With just two weeks left until the trade truce deadline, will we finally see the US and China come around the negotiation table to strike up a deal and end a bitter trade conflict that has lasted over a year? In the following interview Huang Juin Hao, Senior Portfolio Manager shares the possible scenarios of the trade talks and market implications.
1) Trade negotiations between US and China are currently ongoing, but the 90-day truce period is set to end on 1 March 2019. What are your expectations of the talks and possible outcomes?
Our expectations have shifted. Towards the end of 2018, the market was expecting higher odds of an escalation or widening of trade tariffs against China. This was in part, due to the extremely short time period available for negotiations due to US Christmas holidays in December’18 and China’s Chinese New Year holidays in February’19.
However, the market has since moved their expectations towards a higher probability of a neutral or positive outcome for trade talks after more conciliatory signals from both China and US.
In latest news, US President Donald Trump has expressed willingness to extend the March 1st deadline, while Chinese President Xi Jinping and Vice Premier Liu He is reportedly scheduled to meet with key members of the US trade delegation including US Trade Representative Robert Lighthizer and US Treasury Secretary Steven Mnuchin in Beijing this Friday.

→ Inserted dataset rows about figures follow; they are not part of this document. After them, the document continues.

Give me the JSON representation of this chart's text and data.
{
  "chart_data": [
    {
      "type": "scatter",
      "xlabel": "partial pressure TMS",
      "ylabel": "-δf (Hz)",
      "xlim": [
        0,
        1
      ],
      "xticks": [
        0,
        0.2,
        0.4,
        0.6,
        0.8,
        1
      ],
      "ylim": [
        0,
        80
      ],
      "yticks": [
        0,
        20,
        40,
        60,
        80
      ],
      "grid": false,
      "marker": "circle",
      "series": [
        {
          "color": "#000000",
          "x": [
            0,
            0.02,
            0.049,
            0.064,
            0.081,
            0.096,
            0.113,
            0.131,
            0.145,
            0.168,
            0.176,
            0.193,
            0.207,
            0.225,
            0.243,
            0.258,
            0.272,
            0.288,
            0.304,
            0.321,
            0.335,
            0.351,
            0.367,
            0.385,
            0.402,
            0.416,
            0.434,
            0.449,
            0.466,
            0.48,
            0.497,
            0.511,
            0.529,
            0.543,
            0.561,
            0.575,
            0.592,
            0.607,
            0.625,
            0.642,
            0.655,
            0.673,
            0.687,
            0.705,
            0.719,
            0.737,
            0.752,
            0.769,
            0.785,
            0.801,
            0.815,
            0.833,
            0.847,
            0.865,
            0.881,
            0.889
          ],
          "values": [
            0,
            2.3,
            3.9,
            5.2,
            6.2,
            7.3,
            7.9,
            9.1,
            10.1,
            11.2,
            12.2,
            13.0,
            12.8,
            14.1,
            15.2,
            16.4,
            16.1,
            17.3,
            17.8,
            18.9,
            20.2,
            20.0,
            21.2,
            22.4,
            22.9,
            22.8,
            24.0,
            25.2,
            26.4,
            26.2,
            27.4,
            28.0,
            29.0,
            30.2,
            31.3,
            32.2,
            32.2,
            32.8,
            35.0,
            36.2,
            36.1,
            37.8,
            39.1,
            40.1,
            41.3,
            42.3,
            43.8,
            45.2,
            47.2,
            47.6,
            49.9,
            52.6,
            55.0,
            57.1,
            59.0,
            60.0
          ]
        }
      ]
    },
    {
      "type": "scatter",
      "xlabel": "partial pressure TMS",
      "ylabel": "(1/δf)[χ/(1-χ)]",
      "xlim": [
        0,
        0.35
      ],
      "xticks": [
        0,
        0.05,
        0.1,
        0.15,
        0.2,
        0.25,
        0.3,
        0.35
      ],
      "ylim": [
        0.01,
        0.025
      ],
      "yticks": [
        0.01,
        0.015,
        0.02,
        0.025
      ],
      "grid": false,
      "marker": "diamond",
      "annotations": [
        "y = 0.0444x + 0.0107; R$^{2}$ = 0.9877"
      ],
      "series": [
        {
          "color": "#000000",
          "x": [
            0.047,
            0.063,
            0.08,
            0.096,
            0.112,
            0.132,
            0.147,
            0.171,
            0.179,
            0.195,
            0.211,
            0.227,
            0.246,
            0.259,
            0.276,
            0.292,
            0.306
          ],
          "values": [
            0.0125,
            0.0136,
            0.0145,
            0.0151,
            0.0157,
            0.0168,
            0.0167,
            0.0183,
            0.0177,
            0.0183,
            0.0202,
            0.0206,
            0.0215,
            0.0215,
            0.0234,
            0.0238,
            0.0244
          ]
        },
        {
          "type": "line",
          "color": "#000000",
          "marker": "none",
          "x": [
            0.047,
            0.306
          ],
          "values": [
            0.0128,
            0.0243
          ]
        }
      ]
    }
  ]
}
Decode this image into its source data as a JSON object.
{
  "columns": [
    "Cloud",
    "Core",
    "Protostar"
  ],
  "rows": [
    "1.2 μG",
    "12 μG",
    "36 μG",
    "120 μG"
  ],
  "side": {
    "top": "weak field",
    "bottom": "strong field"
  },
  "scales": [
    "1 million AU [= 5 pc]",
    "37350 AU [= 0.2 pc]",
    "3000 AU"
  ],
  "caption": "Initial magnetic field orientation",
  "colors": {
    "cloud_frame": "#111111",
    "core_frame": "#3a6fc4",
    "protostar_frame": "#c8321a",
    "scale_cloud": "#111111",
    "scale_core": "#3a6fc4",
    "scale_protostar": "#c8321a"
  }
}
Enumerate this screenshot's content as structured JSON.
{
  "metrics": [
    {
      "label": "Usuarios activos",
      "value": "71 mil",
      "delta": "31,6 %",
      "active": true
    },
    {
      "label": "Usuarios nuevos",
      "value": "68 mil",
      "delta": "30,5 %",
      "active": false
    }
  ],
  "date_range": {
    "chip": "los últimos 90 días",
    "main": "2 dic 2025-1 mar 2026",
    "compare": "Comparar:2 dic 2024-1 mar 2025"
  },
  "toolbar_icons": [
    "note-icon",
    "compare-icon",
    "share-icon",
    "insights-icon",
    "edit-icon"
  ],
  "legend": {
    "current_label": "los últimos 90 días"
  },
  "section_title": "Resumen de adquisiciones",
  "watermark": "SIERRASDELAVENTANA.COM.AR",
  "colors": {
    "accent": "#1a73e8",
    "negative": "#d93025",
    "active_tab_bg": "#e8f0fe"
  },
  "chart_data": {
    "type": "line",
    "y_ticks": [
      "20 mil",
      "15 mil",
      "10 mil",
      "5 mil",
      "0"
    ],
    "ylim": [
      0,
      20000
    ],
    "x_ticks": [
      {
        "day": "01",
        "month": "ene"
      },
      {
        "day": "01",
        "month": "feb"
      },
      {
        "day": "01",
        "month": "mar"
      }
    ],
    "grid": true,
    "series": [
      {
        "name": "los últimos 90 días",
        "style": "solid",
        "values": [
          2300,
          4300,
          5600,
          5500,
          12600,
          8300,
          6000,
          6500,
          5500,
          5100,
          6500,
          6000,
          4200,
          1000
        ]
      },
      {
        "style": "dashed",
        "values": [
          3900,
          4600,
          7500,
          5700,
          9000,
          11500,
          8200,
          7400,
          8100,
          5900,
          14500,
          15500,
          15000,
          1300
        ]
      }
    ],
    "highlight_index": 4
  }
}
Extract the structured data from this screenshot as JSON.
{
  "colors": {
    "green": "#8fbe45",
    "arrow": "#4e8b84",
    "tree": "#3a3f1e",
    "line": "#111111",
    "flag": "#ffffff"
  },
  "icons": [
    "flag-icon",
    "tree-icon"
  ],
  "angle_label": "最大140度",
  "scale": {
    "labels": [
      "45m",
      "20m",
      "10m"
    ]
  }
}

We believe the meeting between the top trade envoys signals goodwill and firm efforts to come to a resolution that would be agreeable to both sides.
We are currently leaning towards a base case that sees the status quo remain (no further escalation or de-escalation of the current 25% tariffs imposed on USD$ 250bn worth of goods), and one where it would allow for the deadline to be extended and for talks to be stretched out towards the end of 2019.